The last fortnight has been completely insane.  Apart from a bunch of night shifts, I've also done a day-and-a-half of exams, written an assessed essay, work on a conference agenda, done prescribing-related teaching for all the house officers and then an afternoon of simulation teaching.  I managed to catch up with some of my favourite university people in between these various studious things, before you think I'm a total social loser.  

But actually the weirdest thing of the last fortnight is that I had a flavour of being a patient.  

I've had a couple of health worries on my mind and the first of these I found out about via a poorly timed (by me) phone call to my GP surgery.  It was really quite unfortunate and perhaps my fault that I ended up finding out over the phone that I needed to have some more tests done.  I wondered whether it was more worrying because being a doctor means knowing a bit too much about the worst case scenario.  I guess I was also a bit distressed because I'd like to think I am quite particular about the when/where/who/why of any news I am dishing out to patients, and realised that because the news breaker probably didn't realise they were 'breaking news' I wasn't given that sort of consideration.  I then found out I had a second medical issue that needed investigation, and within a fortnight I found myself with two hospital referrals and a whole bunch of worry.  

Any social recluse-ing I've been guilty of recently has been a genuine apathy symptom of compartmentalising stress.  I'm quite an open person, and it's strange having things that you don't feel able to share with friends and family.  I felt quite irrational as I knew that it was all cautionary really, but also perhaps felt that by vocalising my worries, it made it all more real.  Even sitting in the waiting room is a bizarre and lonely experience.  It's a bit like being in a massive herd of cattle, waiting to be picked out and painted.  Once you're in the room, it turns out the 'so what do you do for a job' question is pretty much numero uno, so there was no hiding my professional identity.  It's pretty weird going to see a doctor in the place that you also work.  I accepted that I might know them - in the event I was quite glad I didn't as it made it easier to slot into the patient role, although I must say everyone I encountered was excellent without exception.  
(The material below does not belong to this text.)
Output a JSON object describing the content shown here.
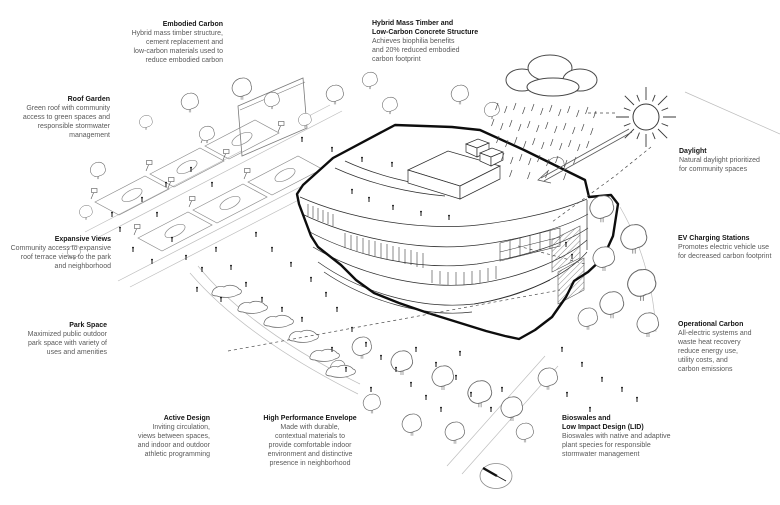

Anyway, as expected everything was absolutely fine and dandy with nothing further needed, and I could worry about my night shifts in peace.  But there's nothing like experiencing what it's like on the other side before being on call for a whole weekend to remind you that every patient is a human being with worries, fears and a life.  

Excepting the odd panic moments, it was these thoughts that kept a smile broadly stuck to my face the whole weekend, hopefully staying cheerful and providing a chuckle or two as I dashed across seven floors of a hospital.